Patho-DBiT: Spatially exploring RNA biology in archival formalin-fixed paraffin-embedded (FFPE) tissues
Libraries were sequenced on an Illumina NovaSeq 6000 Sequencing System with a paired-end 150bp read length.
Scripts are included in the "Sequence alignment" folder.
Read 1: Contains the cDNA sequence
Read 2: Contains the spatial Barcode A, Barcode B and UMIs
The Read 2 sequence needs to be reformated to run ST Pipeline, as explained in the 'Reformat_Read2.md' file.
To reformat the Read 2, run 'FASTQ_process.sh'.
All raw Read 1 and reformatted Read 2 files can be downloaded from the NCBI Gene Expression Omnibus (GEO) under the accession number GSE274641
Run 'ST_Pipeline.sh' with Processed_R2.fastq.gz and Raw_R1.fastq.gz as inputs.
The pipeline requires a spatial barcode index file to decode spatial locations. Two files are provided in the folder: one for Patho-DBiT 50x50 datasets and another for the expanded 100x100 dataset.
The Mouse GRCm38-mm10 or human GRCh38 reference genome was used with STAR v2.7.7a.
Run 'Convert_ENSEMBL_to_gene_name.sh' to annotate the matrix output from the ST pipeline.
Scripts are included in the "Mapping of non-coding RNAs" folder.
Run 'Build_GTF_Pipeline.sh' in the "GRCh38" or "mm39" folder to build the genomic reference for human or mouse.
Run 'count_ncRNAs.sh' in the "ncRNA types" folder.
Scripts are included in the "Spatial alternative splicing" folder. Run 'rMATS_pipeline.sh' with BAM file generated by 'ST_Pipeline.sh'.
The pipeline also requires the following input files: a GTF annotation file, a spatial barcode index file, a TSV file linking cluster IDs to spatial pixel positions, and a TSV file linking cluster IDs to region names.
Scripts are included in the "Spatial A-to-I RNA editing" folder. Run 'RNA_editing_pipeline.sh' with BAM file generated by 'ST_Pipeline.sh'.
The pipeline also requires the following input files: a reference genome fasta file, a GTF annotation file, a reference RNA editing sites file, a TSV file linking cluster IDs to spatial pixel positions, and a TSV file linking cluster IDs to region names.
Scripts are included in the "Spatial variant analysis" folder.
Run 'BWAmap.sh' in the "pipeline" folder to perform whole-genome sequencing (WGS) data alignment and analysis.
Run 'analyzeVariant.sh' in the "pipeline" folder to generate mutation-by-pixel expression matrix.
The pipeline also requires a CSV file containing cluster IDs linked to spatial pixel positions.
Scripts are included in the "Spatial RNA dynamics" folder. Run 'RNAdynamics.sh' with spliced and unspliced count matrices as input.

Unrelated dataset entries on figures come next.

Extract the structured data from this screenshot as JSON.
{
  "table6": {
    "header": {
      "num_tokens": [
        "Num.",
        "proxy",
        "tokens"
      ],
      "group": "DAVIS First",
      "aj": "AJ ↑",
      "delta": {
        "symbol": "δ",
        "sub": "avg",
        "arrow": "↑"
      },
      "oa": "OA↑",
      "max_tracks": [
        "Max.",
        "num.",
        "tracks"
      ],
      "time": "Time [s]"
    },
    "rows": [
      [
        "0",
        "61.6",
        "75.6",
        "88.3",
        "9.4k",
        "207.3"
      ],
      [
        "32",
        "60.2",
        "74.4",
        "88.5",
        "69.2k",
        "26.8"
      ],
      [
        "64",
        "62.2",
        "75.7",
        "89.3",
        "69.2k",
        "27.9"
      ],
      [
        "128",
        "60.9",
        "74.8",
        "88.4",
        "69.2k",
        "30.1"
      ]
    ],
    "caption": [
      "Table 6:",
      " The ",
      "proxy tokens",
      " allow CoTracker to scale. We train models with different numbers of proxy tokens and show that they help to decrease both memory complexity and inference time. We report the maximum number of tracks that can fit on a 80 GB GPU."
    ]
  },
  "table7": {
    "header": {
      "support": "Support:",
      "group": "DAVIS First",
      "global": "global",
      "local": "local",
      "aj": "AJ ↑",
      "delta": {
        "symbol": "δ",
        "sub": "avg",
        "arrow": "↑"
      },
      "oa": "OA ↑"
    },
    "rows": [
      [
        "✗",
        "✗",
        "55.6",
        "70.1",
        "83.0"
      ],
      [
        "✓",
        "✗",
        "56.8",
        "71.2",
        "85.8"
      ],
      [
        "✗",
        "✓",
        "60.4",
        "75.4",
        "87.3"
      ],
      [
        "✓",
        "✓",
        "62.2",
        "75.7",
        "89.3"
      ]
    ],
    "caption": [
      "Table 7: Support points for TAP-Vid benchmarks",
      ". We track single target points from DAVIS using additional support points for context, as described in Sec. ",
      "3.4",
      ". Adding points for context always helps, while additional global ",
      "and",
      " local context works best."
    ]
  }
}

The pipeline also requires two input CSV files: one containing UMAP embeddings and another with cluster IDs, both linked to spatial pixel positions.
Super-resolved tissue architecture was generated by integrating the Patho-DBiT gene expression matrix with high-resolution histology using iStar
Scripts are included in the "Spatial data visualization" folder.
Follow the steps listed in 'Image processing.md' for pixel identification, then run 'Pixel_identification.m' to generate a "position.txt" file containing the identified useful pixels from the image.
Perform spatial unsupervised clustering analysis by executing 'Patho-DBiT_Clustering.Rmd'.